Il secondo filone, quello sulla povertà, è invece concentrato molto sugli aspetti metodologici delle misure di povertà, principalmente in un’ottica multidimensionale. In tal senso particolare attenzione è stata data ai paesi in via di sviluppo, attraverso una vasta rappresentanza di ricercatori che hanno presentato lavori in particolare su America Latina e Cina, a testimonianza della crescente attenzione verso paesi a medio reddito.
All’interno di questo secondo filone si inserisce il dibattito sugli aiuti internazionali e sul loro impatto in termini di povertà. La conferenza ha visto infatti la partecipazione di alcuni esponenti emeriti della World Bank, fra i quali Martin Ravaillon e Ravi Kanbur.
Quest’ultimo in particolare ha tenuto un intervento sulla possibilità dei paesi a medio reddito (Middle Income Countries – MIC) di continuare ad essere destinatari di aiuti internazionali, pur essendo essi stessi donatori verso altri Low Income Countries. In effetti, è una realtà di fatto l’esistenza di nazioni quali la Cina ed in particolar modo l’India che, pur essendo entrate nel club dei MIC e avendo esse stesse agenzie di coordinamento e gestione del proprio aiuto internazionale verso paesi terzi, sono ancora destinatarie di aiuto internazionale. Sino al paradosso della Gran Bretagna che continua a inviare aiuti verso una nazione (India) le cui multinazionali hanno in alcuni casi acquisito imprese britanniche. E ciò vale tanto nel caso di aiuti bilaterali che multilaterali.
In termini empirici il paradosso è presto risolto se si guardano le cifre al di fuori delle medie. Ad esempio, l’India ha ancora 400 milioni di persone che vivono in condizioni di povertà (World Bank).

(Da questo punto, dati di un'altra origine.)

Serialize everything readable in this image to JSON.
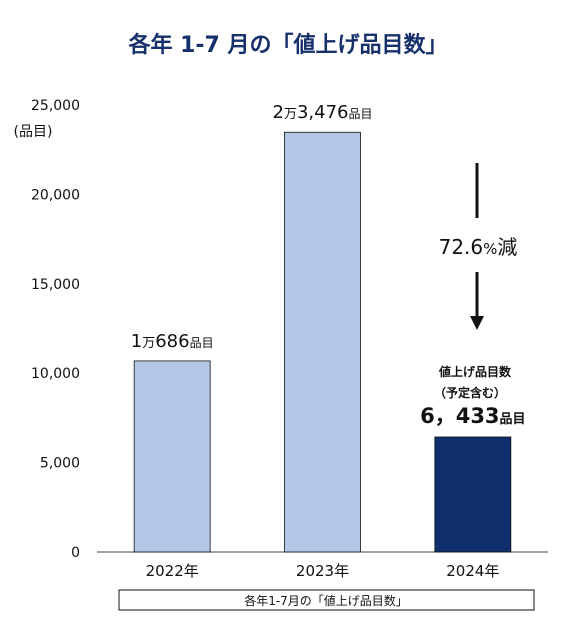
{
  "chart_data": {
    "type": "bar",
    "title": "各年 1-7 月の「値上げ品目数」",
    "ylabel": "(品目)",
    "ylim": [
      0,
      25000
    ],
    "yticks": [
      "0",
      "5,000",
      "10,000",
      "15,000",
      "20,000",
      "25,000"
    ],
    "categories": [
      "2022年",
      "2023年",
      "2024年"
    ],
    "values": [
      10686,
      23476,
      6433
    ],
    "colors": [
      "#b4c7e7",
      "#b4c7e7",
      "#0e2f6b"
    ],
    "labels": [
      {
        "num": "1",
        "man": "万",
        "rest": "686",
        "unit": "品目"
      },
      {
        "num": "2",
        "man": "万",
        "rest": "3,476",
        "unit": "品目"
      },
      {
        "num": "6，433",
        "man": "",
        "rest": "",
        "unit": "品目"
      }
    ],
    "note_line1": "値上げ品目数",
    "note_line2": "（予定含む）",
    "change_label": "72.6",
    "change_pct": "%",
    "change_suffix": "減",
    "caption": "各年1-7月の「値上げ品目数」"
  }
}
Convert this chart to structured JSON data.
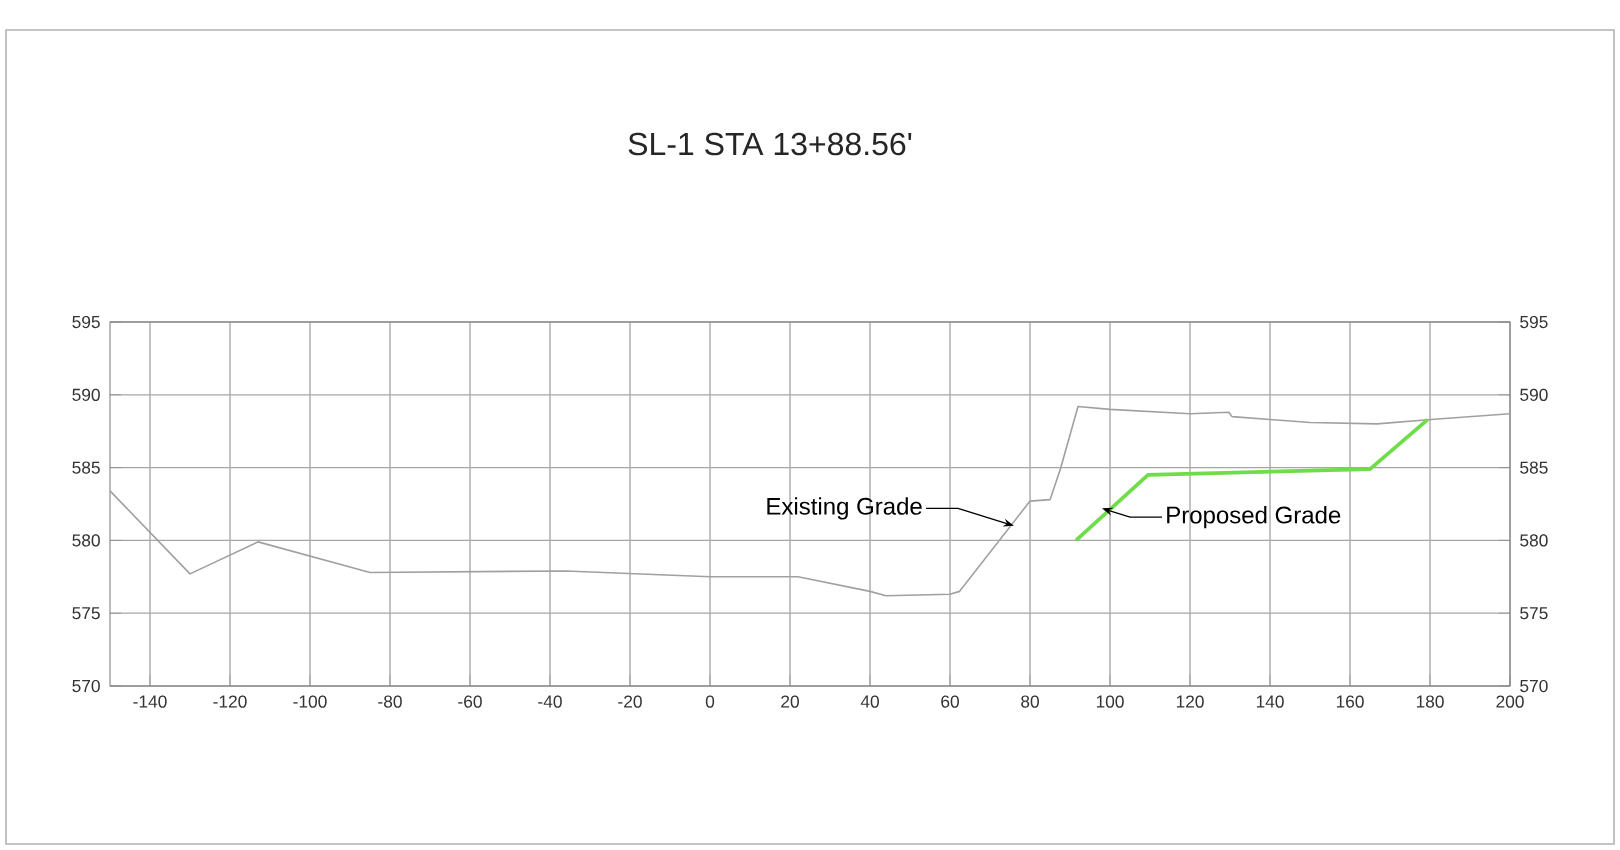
{
  "chart_data": {
    "type": "line",
    "title": "SL-1 STA 13+88.56'",
    "x": [
      -150,
      -130,
      -113,
      -85,
      -36,
      0,
      22,
      40,
      44,
      60,
      62.4,
      80,
      85,
      87.6,
      92,
      100,
      120,
      129.7,
      130.5,
      140,
      150,
      166.8,
      180.2,
      200
    ],
    "series": [
      {
        "color": "#a0a0a0",
        "values": [
          583.4,
          577.7,
          579.9,
          577.8,
          577.9,
          577.5,
          577.5,
          576.5,
          576.2,
          576.3,
          576.5,
          582.7,
          582.8,
          584.9,
          589.2,
          589,
          588.7,
          588.8,
          588.5,
          588.3,
          588.1,
          588,
          588.3,
          588.7
        ]
      },
      {
        "color": "#6fdc4a",
        "x": [
          91.5,
          109.5,
          165,
          179.4
        ],
        "values": [
          580,
          584.5,
          584.9,
          588.3
        ]
      }
    ],
    "annotations": [
      {
        "text": "Existing Grade",
        "x": 76,
        "y": 581
      },
      {
        "text": "Proposed Grade",
        "x": 98,
        "y": 582.2
      }
    ],
    "xlim": [
      -150,
      200
    ],
    "xticks": [
      -140,
      -120,
      -100,
      -80,
      -60,
      -40,
      -20,
      0,
      20,
      40,
      60,
      80,
      100,
      120,
      140,
      160,
      180,
      200
    ],
    "ylim": [
      570,
      595
    ],
    "yticks": [
      570,
      575,
      580,
      585,
      590,
      595
    ],
    "y2lim": [
      570,
      595
    ],
    "y2ticks": [
      570,
      575,
      580,
      585,
      590,
      595
    ],
    "grid": true,
    "marker": "none",
    "line_style": "solid"
  }
}
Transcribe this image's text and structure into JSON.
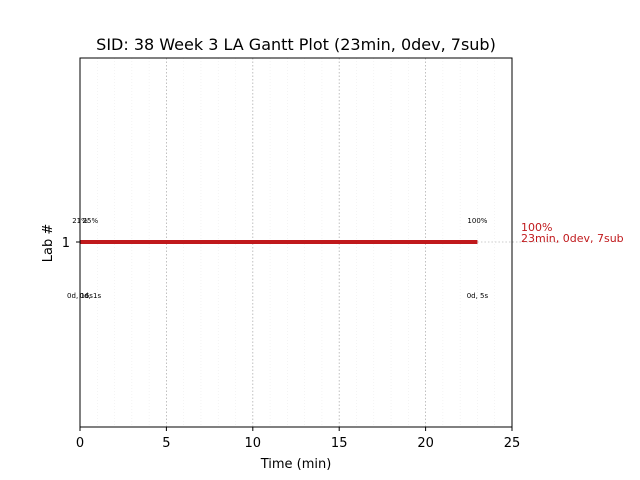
{
  "chart_data": {
    "type": "gantt",
    "title": "SID: 38 Week 3 LA Gantt Plot (23min, 0dev, 7sub)",
    "xlabel": "Time (min)",
    "ylabel": "Lab #",
    "xlim": [
      0,
      25
    ],
    "xticks": [
      0,
      5,
      10,
      15,
      20,
      25
    ],
    "xticks_labels": [
      "0",
      "5",
      "10",
      "15",
      "20",
      "25"
    ],
    "yticks": [
      1
    ],
    "yticks_labels": [
      "1"
    ],
    "grid": true,
    "bar_color": "#c0191c",
    "bars": [
      {
        "lab": 1,
        "start": 0,
        "end": 23
      }
    ],
    "annotations_above": [
      {
        "x": 0.0,
        "text": "21%"
      },
      {
        "x": 0.6,
        "text": "25%"
      },
      {
        "x": 23.0,
        "text": "100%"
      }
    ],
    "annotations_below": [
      {
        "x": 0.0,
        "text": "0d, 16s"
      },
      {
        "x": 0.6,
        "text": "0d, 1s"
      },
      {
        "x": 23.0,
        "text": "0d, 5s"
      }
    ],
    "summary": {
      "line1": "100%",
      "line2": "23min, 0dev, 7sub",
      "color": "#c0191c"
    }
  }
}
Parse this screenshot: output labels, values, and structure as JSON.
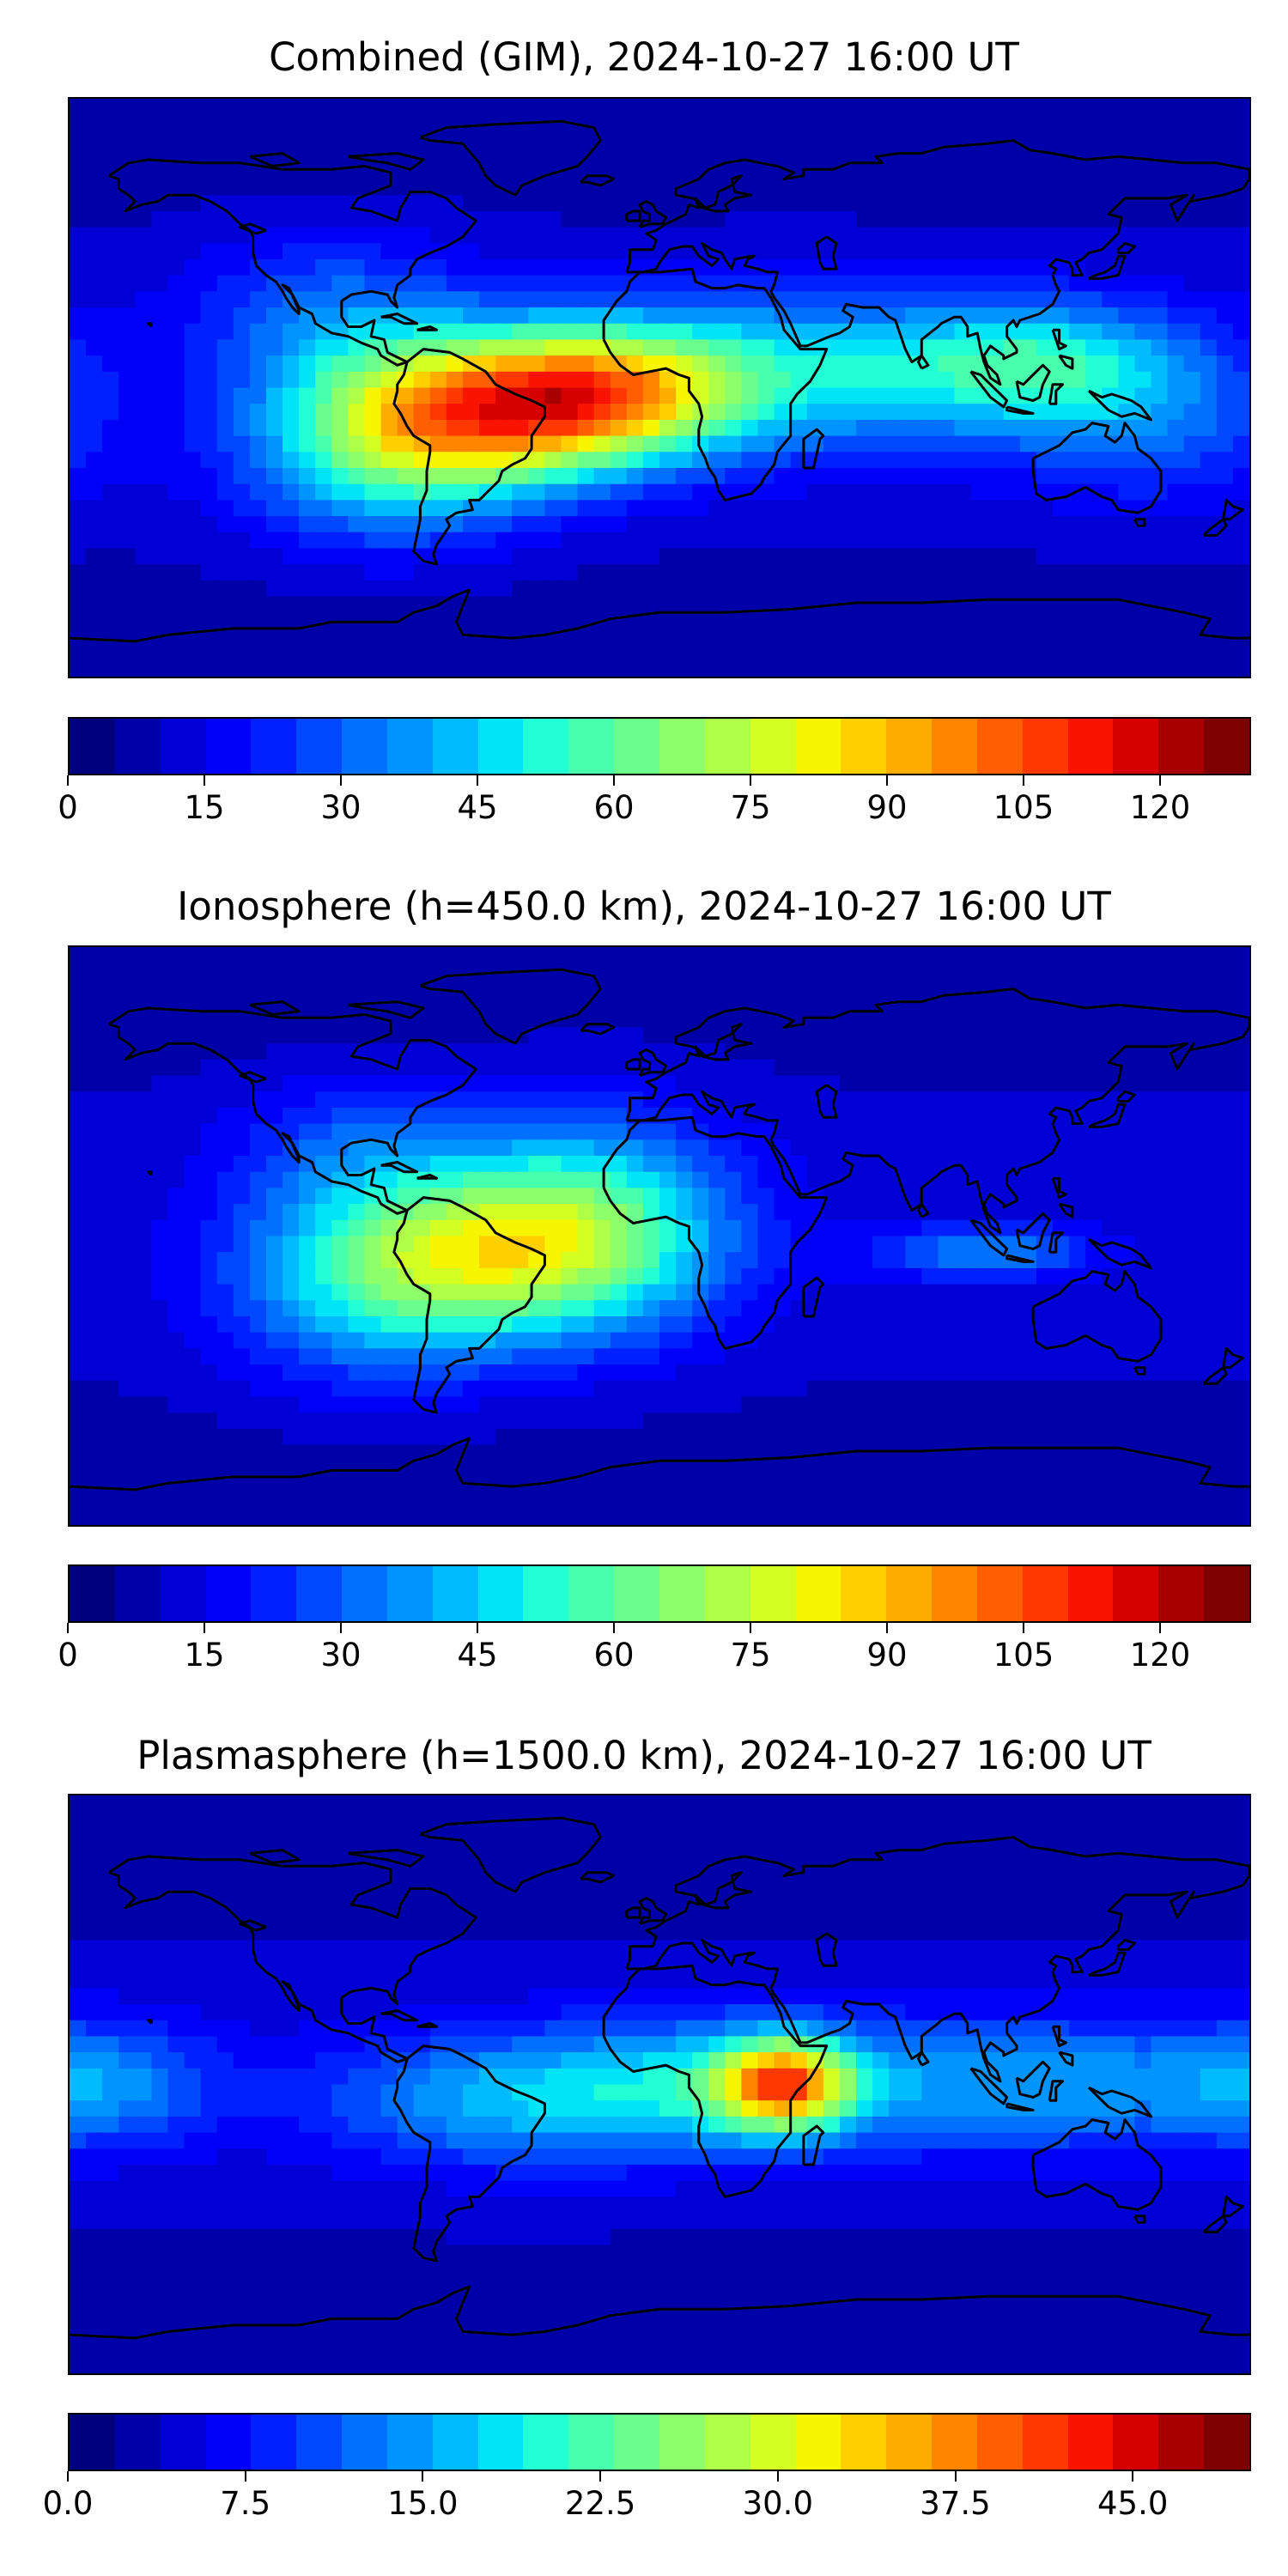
{
  "colors": [
    "#00007f",
    "#0000a8",
    "#0000d6",
    "#0000fa",
    "#0020ff",
    "#0048ff",
    "#0070ff",
    "#0094ff",
    "#00bcff",
    "#00e4f8",
    "#22ffd4",
    "#48ffad",
    "#6aff8c",
    "#8cff6a",
    "#adff48",
    "#d4ff22",
    "#f8f500",
    "#ffd000",
    "#ffac00",
    "#ff8500",
    "#ff5f00",
    "#ff3800",
    "#fa1300",
    "#d60000",
    "#a80000",
    "#7f0000"
  ],
  "coastline_color": "#000000",
  "panels": [
    {
      "title": "Combined (GIM), 2024-10-27 16:00 UT",
      "vmax": 130,
      "tick_values": [
        0,
        15,
        30,
        45,
        60,
        75,
        90,
        105,
        120
      ],
      "tick_labels": [
        "0",
        "15",
        "30",
        "45",
        "60",
        "75",
        "90",
        "105",
        "120"
      ],
      "blobs": [
        {
          "lon": -55,
          "lat": -8,
          "amp": 70,
          "slon": 35,
          "slat": 17
        },
        {
          "lon": -15,
          "lat": -2,
          "amp": 45,
          "slon": 28,
          "slat": 14
        },
        {
          "lon": -85,
          "lat": -25,
          "amp": 30,
          "slon": 30,
          "slat": 20
        },
        {
          "lon": 40,
          "lat": 5,
          "amp": 35,
          "slon": 55,
          "slat": 18
        },
        {
          "lon": 115,
          "lat": 8,
          "amp": 28,
          "slon": 30,
          "slat": 14
        },
        {
          "lon": 150,
          "lat": -10,
          "amp": 18,
          "slon": 30,
          "slat": 20
        },
        {
          "lon": -100,
          "lat": 25,
          "amp": 20,
          "slon": 30,
          "slat": 18
        }
      ]
    },
    {
      "title": "Ionosphere  (h=450.0 km), 2024-10-27 16:00 UT",
      "vmax": 130,
      "tick_values": [
        0,
        15,
        30,
        45,
        60,
        75,
        90,
        105,
        120
      ],
      "tick_labels": [
        "0",
        "15",
        "30",
        "45",
        "60",
        "75",
        "90",
        "105",
        "120"
      ],
      "blobs": [
        {
          "lon": -50,
          "lat": -5,
          "amp": 55,
          "slon": 40,
          "slat": 20
        },
        {
          "lon": -20,
          "lat": 10,
          "amp": 25,
          "slon": 30,
          "slat": 25
        },
        {
          "lon": -90,
          "lat": -20,
          "amp": 22,
          "slon": 30,
          "slat": 22
        },
        {
          "lon": 100,
          "lat": -5,
          "amp": 25,
          "slon": 22,
          "slat": 6
        },
        {
          "lon": -95,
          "lat": 30,
          "amp": 15,
          "slon": 25,
          "slat": 15
        }
      ]
    },
    {
      "title": "Plasmasphere (h=1500.0 km), 2024-10-27 16:00 UT",
      "vmax": 50,
      "tick_values": [
        0,
        7.5,
        15,
        22.5,
        30,
        37.5,
        45
      ],
      "tick_labels": [
        "0.0",
        "7.5",
        "15.0",
        "22.5",
        "30.0",
        "37.5",
        "45.0"
      ],
      "blobs": [
        {
          "lon": 38,
          "lat": 0,
          "amp": 25,
          "slon": 14,
          "slat": 10
        },
        {
          "lon": 20,
          "lat": 0,
          "amp": 12,
          "slon": 40,
          "slat": 15
        },
        {
          "lon": -50,
          "lat": -5,
          "amp": 10,
          "slon": 40,
          "slat": 15
        },
        {
          "lon": 120,
          "lat": 0,
          "amp": 10,
          "slon": 45,
          "slat": 15
        },
        {
          "lon": -170,
          "lat": 0,
          "amp": 8,
          "slon": 25,
          "slat": 14
        }
      ]
    }
  ]
}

Partendo da tali riflessioni, Kanbur chiama in causa il principio rawlsiano del “maximin”[2], in base al quale occorre migliorare il più possibile la situazione di coloro che stanno peggio. Alla regola del maximin si attengono, secondo Rawls, gli individui nella posizione originaria, ovvero quando, incerti sulla propria condizione sociale futura, scelgono razionalmente la soluzione più equa dal punto di vista morale. Essi cioè optano per una società dove le ineguaglianze siano usate per migliorare la condizione dei più svantaggiati (tra cui un domani potrebbero esserci anche loro. Estendendo tali considerazioni su scala globale (Global Rawlsian) ne deriverebbe un’attenzione verso gli ultimi a prescindere dalla loro nazione di appartenenza. Ma Rawls stesso era contrario ad un’estensione del principio in un’ottica cosmopolita[3].
Sulla base di queste considerazioni filosofiche, Kanbur sottolinea la pericolosità di una drastica riduzione dell’aiuto verso i MIC, poiché in essi risiedono circa i ¾ dei poveri del mondo. In tal senso, all’interno della stessa World Bank vi è un intenso dibattito sui nuovi criteri di eleggibilità dell’aiuto internazionale da parte degli stati. Ciò, al fine di bilanciare da un lato il dovere dello Stato di tutelare i propri cittadini attingendo a fondi nazionali e dall’altro la lotta universale contro la povertà, che va al di là dei confini delle nazioni.
[1]Checchi D., Braga M., Meschi E., Van de Werfhorst H. “The Policy Response to Educational Inequalities”, in Changing Inequalities and Societal Impacts in Rich Countries: Analytical and Comparative Perspectives, OUP 2013, http://checchi.economia.unimi.it/pdf/78.pdf; Blaise M, Santangelo G. (2013), “The evolution of gender wage gap”, http://www.ecineq.org/ecineq_bari13/documents/booklet05.pdf; Raitano F., Vona F. (2011), “From the Cradle to the Grave: The Impact of Family Background on Carrier Paths of Italian Males”, http://www.ecineq.org/ecineq_bari13/FILESxBari13/CR2/p135.pdf
[2]Rawls J., A Theory of Justice, Cambridge, Massachusetts: Belknap Press of Harvard University Press, 1971.
[3]Rawls J., The law of peoples, Cambridge, Massachusetts, 2001.